Maringá registrou rajadas de ventos de 52,6 km/h na manhã desta sexta-feira, 17, conforme dados das estações meteorológicas do Simepar. A cidade está entre os municípios paranaenses que já tiveram ventos acima dos 50 km/h, em um evento que deve se intensificar e se prolongar até a próxima segunda-feira, 20.
Segundo o Sistema de Tecnologia e Monitoramento Ambiental do Paraná (Simepar), os ventos fortes atingem praticamente todas as regiões do estado, com maior intensidade no Oeste e Sudoeste, onde há risco elevado de destelhamentos, queda de galhos e árvores. Apesar da força dos ventos, não há previsão de chuva para os próximos dias.
Além de Maringá, as maiores rajadas registradas até as 12h30 desta sexta-feira foram:
- Ubiratã: 65,9 km/h, às 10h;
- Cascavel: 63,7 km/h, às 9h30;
- Palmas (Horizonte): 61,2 km/h, às 12h;
- Altônia: 61,2 km/h, às 12h30;
- Toledo: 55,8 km/h, às 10h45;
- Santa Helena: 54,4 km/h, às 11h;
- Loanda: 51,8 km/h, às 11h15;
- Laranjeiras do Sul: 51,1 km/h, às 11h;
- São Miguel do Iguaçu: 50,8 km/h, às 12h30.

Maringá deve continuar com ventos fortes
Embora o maior risco esteja concentrado no Oeste e Sudoeste do Paraná, o Simepar prevê que os ventos continuarão persistentes também no Norte e Noroeste do estado, incluindo Maringá.
No sábado, 18, e no domingo, 19, as rajadas mais intensas devem ocorrer entre o fim da manhã e o início da tarde. Já na segunda-feira, 20, praticamente todas as regiões do Paraná, com exceção do Litoral, poderão registrar rajadas superiores a 45 km/h.
“A intensificação dos ventos está associada à atuação de um centro de baixa pressão sobre os países vizinhos. Embora esse sistema não avance em direção ao Paraná e, por isso, não provoque chuva no estado, ele aumenta a diferença de pressão atmosférica entre as regiões. Esse gradiente de pressão acelera o deslocamento do ar, favorecendo ventos mais intensos e persistentes”, explica Bianca de Angelo, meteorologista do Simepar.
A especialista ressalta ainda que o diferencial deste episódio é sua duração. “O destaque deste evento é justamente sua longa duração, com ventos intensos persistindo por vários dias consecutivos”, destaca Bianca.

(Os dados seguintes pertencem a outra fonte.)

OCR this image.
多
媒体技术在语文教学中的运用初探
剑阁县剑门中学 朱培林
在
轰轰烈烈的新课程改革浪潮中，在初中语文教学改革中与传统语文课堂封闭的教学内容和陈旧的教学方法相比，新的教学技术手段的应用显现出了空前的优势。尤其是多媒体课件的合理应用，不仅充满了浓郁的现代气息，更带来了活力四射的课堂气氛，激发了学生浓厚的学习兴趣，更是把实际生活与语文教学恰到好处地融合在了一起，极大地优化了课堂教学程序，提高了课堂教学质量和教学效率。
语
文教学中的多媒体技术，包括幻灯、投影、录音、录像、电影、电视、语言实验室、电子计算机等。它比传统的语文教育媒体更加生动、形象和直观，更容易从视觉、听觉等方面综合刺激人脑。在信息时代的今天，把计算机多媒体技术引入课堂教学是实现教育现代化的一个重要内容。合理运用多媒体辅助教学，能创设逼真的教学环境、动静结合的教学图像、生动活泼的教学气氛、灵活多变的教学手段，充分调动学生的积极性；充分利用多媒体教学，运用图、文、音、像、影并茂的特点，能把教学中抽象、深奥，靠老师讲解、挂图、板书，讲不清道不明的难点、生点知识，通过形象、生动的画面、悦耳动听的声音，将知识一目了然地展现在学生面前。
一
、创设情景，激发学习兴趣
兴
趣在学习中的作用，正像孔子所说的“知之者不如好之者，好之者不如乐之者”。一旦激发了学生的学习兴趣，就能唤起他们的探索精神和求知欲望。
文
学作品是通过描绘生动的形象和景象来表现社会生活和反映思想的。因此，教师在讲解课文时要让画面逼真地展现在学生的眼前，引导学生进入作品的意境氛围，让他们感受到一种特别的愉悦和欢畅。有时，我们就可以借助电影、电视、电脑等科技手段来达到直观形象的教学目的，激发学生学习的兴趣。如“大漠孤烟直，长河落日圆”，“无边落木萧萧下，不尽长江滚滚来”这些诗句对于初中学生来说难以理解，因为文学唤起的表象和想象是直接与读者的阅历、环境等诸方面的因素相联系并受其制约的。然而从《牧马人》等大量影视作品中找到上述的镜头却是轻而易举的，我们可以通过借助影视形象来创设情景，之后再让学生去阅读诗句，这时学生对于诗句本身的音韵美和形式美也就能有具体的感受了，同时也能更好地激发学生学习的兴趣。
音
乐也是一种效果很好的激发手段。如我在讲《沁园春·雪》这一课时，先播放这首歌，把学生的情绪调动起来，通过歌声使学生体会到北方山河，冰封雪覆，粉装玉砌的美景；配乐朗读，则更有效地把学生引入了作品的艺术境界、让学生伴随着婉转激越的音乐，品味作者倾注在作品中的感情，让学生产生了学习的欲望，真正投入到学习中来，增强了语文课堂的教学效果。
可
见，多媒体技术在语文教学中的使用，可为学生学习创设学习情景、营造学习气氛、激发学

Oeste concentra maior risco de danos
O Boletim de Gestão de Riscos, elaborado pelo Simepar em parceria com a Defesa Civil, aponta risco muito alto para destelhamentos, queda de galhos e árvores na faixa entre Foz do Iguaçu e Laranjeiras do Sul, passando pela região abaixo de Cascavel.
O risco é considerado alto em parte do Oeste e Sudoeste, moderado no Centro-Sul e em parte do Oeste, e baixo nas regiões Leste e Norte do Paraná. Apenas o Norte Pioneiro e o Litoral permanecem fora das áreas de risco nesta sexta-feira.

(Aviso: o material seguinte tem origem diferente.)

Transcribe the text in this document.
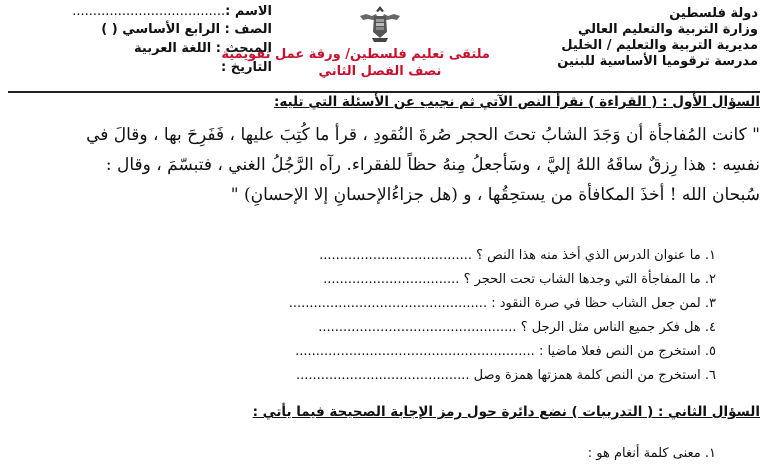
دولة فلسطين
وزارة التربية والتعليم العالي
مديرية التربية والتعليم / الخليل
مدرسة ترقوميا الأساسية للبنين
ملتقى تعليم فلسطين/ ورقة عمل تقويمية
نصف الفصل الثاني
الاسم :
.....................................
الصف : الرابع الأساسي ( )
المبحث : اللغة العربية
التاريخ :
السؤال الأول : ( القراءة ) نقرأ النص الآتي ثم نجيب عن الأسئلة التي تليه:
" كانت المُفاجأة أن وَجَدَ الشابُ تحتَ الحجر صُرةَ النُقودِ ، قرأ ما كُتِبَ عليها ، فَفَرِحَ بها ، وقالَ في
نفسِه : هذا رِزقٌ ساقَهُ اللهُ إليَّ ، وسَأجعلُ مِنهُ حظاً للفقراء. رآه الرَّجُلُ الغني ، فتبسّمَ ، وقال :
سُبحان الله ! أخذَ المكافأة من يستحِقُها ، و (هل جزاءُالإحسانِ إلا الإحسانِ) "
١. ما عنوان الدرس الذي أخذ منه هذا النص ؟ .....................................
٢. ما المفاجأة التي وجدها الشاب تحت الحجر ؟ .................................
٣. لمن جعل الشاب حظا في صرة النقود : ................................................
٤. هل فكر جميع الناس مثل الرجل ؟ ................................................
٥. استخرج من النص فعلا ماضيا : ..........................................................
٦. استخرج من النص كلمة همزتها همزة وصل ..........................................
السؤال الثاني : ( التدريبات ) نضع دائرة حول رمز الإجابة الصحيحة فيما يأتي :
١. معنى كلمة أنغام هو :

Calor ganha força em pleno inverno


Além dos ventos, o Paraná também enfrenta um período de aquecimento incomum para esta época do ano. As temperaturas mínimas desta sexta-feira já ficaram acima das registradas ao longo da semana, com cidades do Oeste amanhecendo com mais de 20°C.

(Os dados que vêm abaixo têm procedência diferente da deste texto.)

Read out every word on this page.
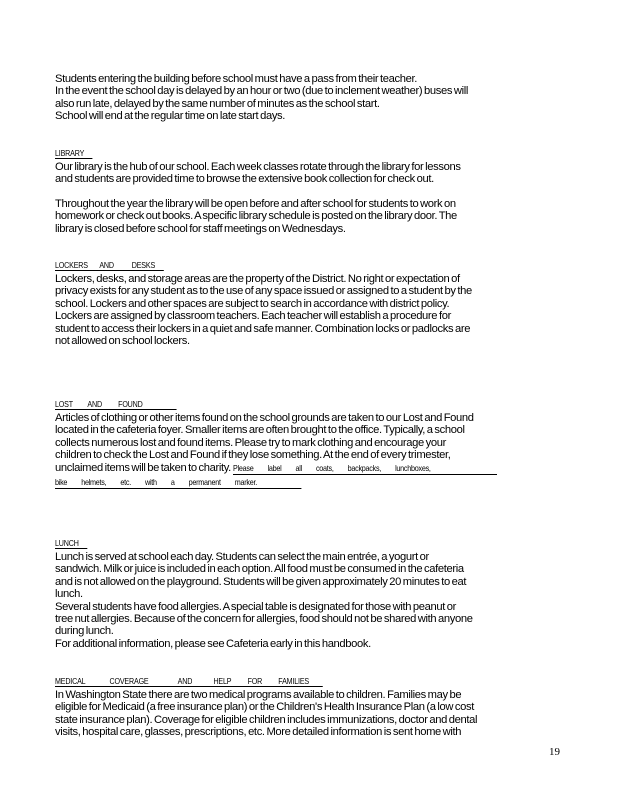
Students entering the building before school must have a pass from their teacher.

In the event the school day is delayed by an hour or two (due to inclement weather) buses will

also run late, delayed by the same number of minutes as the school start.

School will end at the regular time on late start days.

LIBRARY

Our library is the hub of our school. Each week classes rotate through the library for lessons

and students are provided time to browse the extensive book collection for check out.

Throughout the year the library will be open before and after school for students to work on

homework or check out books. A specific library schedule is posted on the library door. The

library is closed before school for staff meetings on Wednesdays.

LOCKERS AND DESKS

Lockers, desks, and storage areas are the property of the District. No right or expectation of

privacy exists for any student as to the use of any space issued or assigned to a student by the

school. Lockers and other spaces are subject to search in accordance with district policy.

Lockers are assigned by classroom teachers. Each teacher will establish a procedure for

student to access their lockers in a quiet and safe manner. Combination locks or padlocks are

not allowed on school lockers.

LOST AND FOUND

Articles of clothing or other items found on the school grounds are taken to our Lost and Found

located in the cafeteria foyer. Smaller items are often brought to the office. Typically, a school

collects numerous lost and found items. Please try to mark clothing and encourage your

children to check the Lost and Found if they lose something. At the end of every trimester,

unclaimed items will be taken to charity. Please label all coats, backpacks, lunchboxes,

bike helmets, etc. with a permanent marker.

LUNCH

Lunch is served at school each day. Students can select the main entrée, a yogurt or

sandwich. Milk or juice is included in each option. All food must be consumed in the cafeteria

and is not allowed on the playground. Students will be given approximately 20 minutes to eat

lunch.

Several students have food allergies. A special table is designated for those with peanut or

tree nut allergies. Because of the concern for allergies, food should not be shared with anyone

during lunch.

For additional information, please see Cafeteria early in this handbook.

MEDICAL	COVERAGE	AND	HELP FOR FAMILIES

In Washington State there are two medical programs available to children. Families may be

eligible for Medicaid (a free insurance plan) or the Children's Health Insurance Plan (a low cost

state insurance plan). Coverage for eligible children includes immunizations, doctor and dental

visits, hospital care, glasses, prescriptions, etc. More detailed information is sent home with

19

“O escoamento de ventos do quadrante norte favorece transporte de ar mais quente para o Estado, promovendo uma elevação gradual das temperaturas mínimas”, diz Bianca.
As temperaturas máximas devem superar os 30°C em Maringá e outros municípios do Noroeste, Oeste e parte do Sudoeste, como Icaraíma, Palotina, Santa Helena e Capanema. No domingo, algumas cidades do Noroeste poderão ultrapassar os 32°C.
Na segunda-feira, o calor se espalha ainda mais pelo Paraná, com máximas acima de 30°C previstas também para cidades do Norte, Oeste, Sudoeste, Noroeste e até do Litoral.
“Nas demais regiões as temperaturas ficam um pouco mais amenas, mas ainda acima da média observada nos últimos dias”, afirma Bianca.
O Simepar informou que já monitora a mudança das condições atmosféricas e prevê o retorno das chuvas ao Paraná a partir da próxima semana. Novos boletins meteorológicos deverão ser divulgados nos próximos dias.